En même temps, ce qui est décidé en Belgique a, automatiquement, des répercussions au niveau de l’Union européenne et de beaucoup d’ensembles structurés selon les alliances entre États. En raison de situations dramatiques en Europe orientale, au Moyen Orient, en Afrique centrale et ailleurs, l’opinion publique en Belgique donne un avis, exprime son désaccord, n’hésite pas à évaluer ce qui se passe. C’est ici que l’État de droit est comme une garantie de la liberté d’expression.

Enfin, l’élection du Président des États-Unis d’Amérique, selon les règles en vigueur, nous invitera sans doute à revoir notre implication dans des organisations de défense, dans les alliances entre États, dans le combat pour consolider les décisions prises à propos du climat.

Chacun, ici, aura l’occasion à bien évaluer le réel, à prendre ses responsabilités, à financer les projets qui, à terme, rendront l’existence humaine meilleure. Nous pouvons remercier les différentes ONG, les centres de recherche de haut niveau et autres associations pour leur travail d’alerte, et leurs recherches scientifiques.

Nous entendons parfois dire que le monde dans lequel nous vivons est compliqué. C’est vrai en un sens. Mais imaginons un monde simple, où les citoyens n’ont pas voix au chapitre ; imaginons un monde où les déplacements sont interdits, où les frontières sont fermées de manière arbitraire, où les transactions financières sont régulées uniquement par des groupes qui ne sont pas contrôlés par la Loi. Que dirions-nous ? Qu’une des caractéristiques fondamentales de l’être humain, la liberté, est foulée aux pieds.

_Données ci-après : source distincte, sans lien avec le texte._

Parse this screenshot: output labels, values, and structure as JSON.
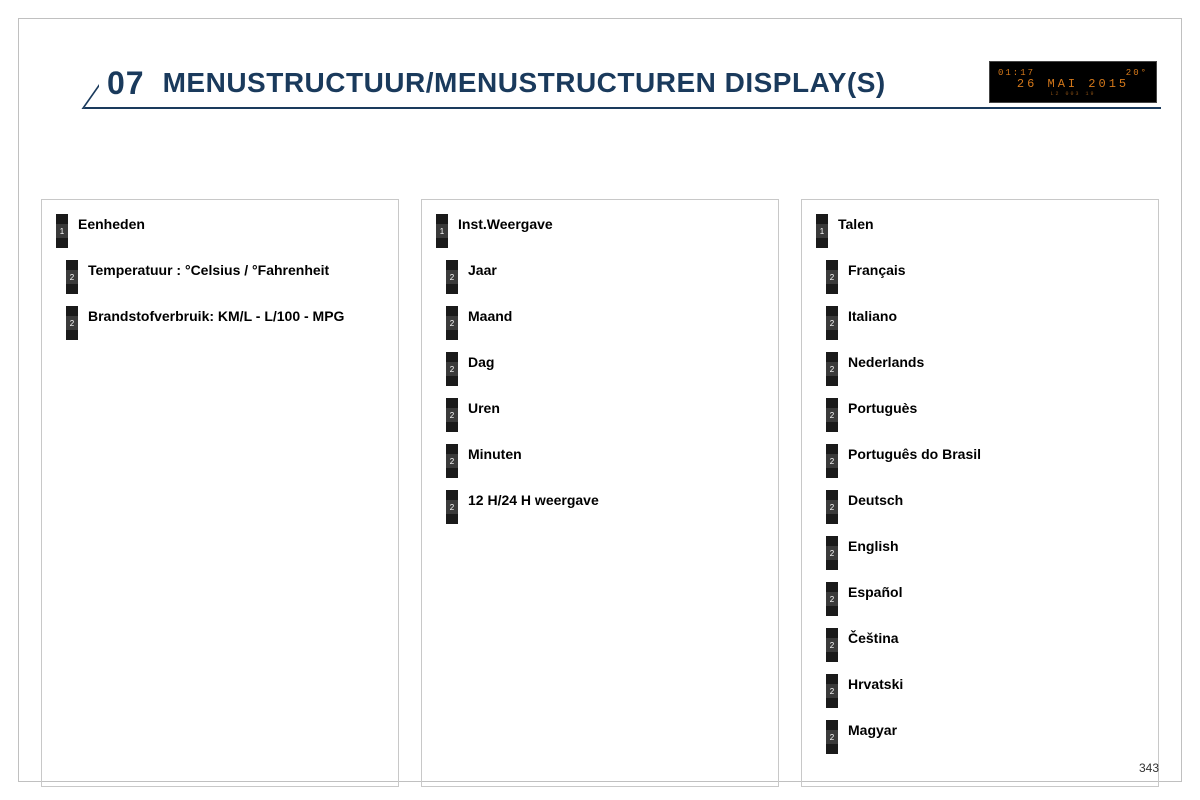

Dernière chose ce matin : depuis des millénaires, quelles que soient les régions de la planète, les êtres humains ont eu des convictions qui donnent sens à la vie, qui cherchent à évacuer le mal, qui fondent le respect d’autrui et le vivre-ensemble. Depuis quelques siècles, plusieurs de ces convictions ne font pas référence à une divinité, un transcendant, un ailleurs hors de ce monde. Des penseurs éminents qui analysent l’évolution des mentalités y voient un progrès pour l’avenir des nations. Si bien que, dans beaucoup de sociétés, on a deux convictions régulièrement mises en avant. D’un côté, les convictions sont appelées à rester dans le domaine privé ; d’un autre côté, la loi civile est supérieure à la loi religieuse. Nous sentons bien qu’outre la réflexion philosophique qui évolue à grands pas depuis des décennies, sur ces questions, réflexion que nous respectons, nous sommes très attentifs aux nouvelles convictions qui se manifestent dans notre pays depuis les années 1960. Dans notre passé, nous avons connu des guerres de religion à partir du XVIème siècle. Les traités de 1648 y ont mis fin. Un juriste hollandais, Hugo Grotius a eu, pour justifier ces traités, la formule latine : etsi deus non daretur ; comme si Dieu n’existait pas. Peut-être pourrions-nous encourager toutes les associations qui, pour soutenir le vivre ensemble harmonieux et fécond, trouveront des formules nouvelles pour nourrir le dialogue interconvictionnel et susciter des actes de solidarité. Il s’agit d’un chantier, à mes yeux immense, mais qui en vaudrait la peine.

Soyons lucides, soyons solidaires, soyons tous des artisans d’un monde où règnent la justice et la paix.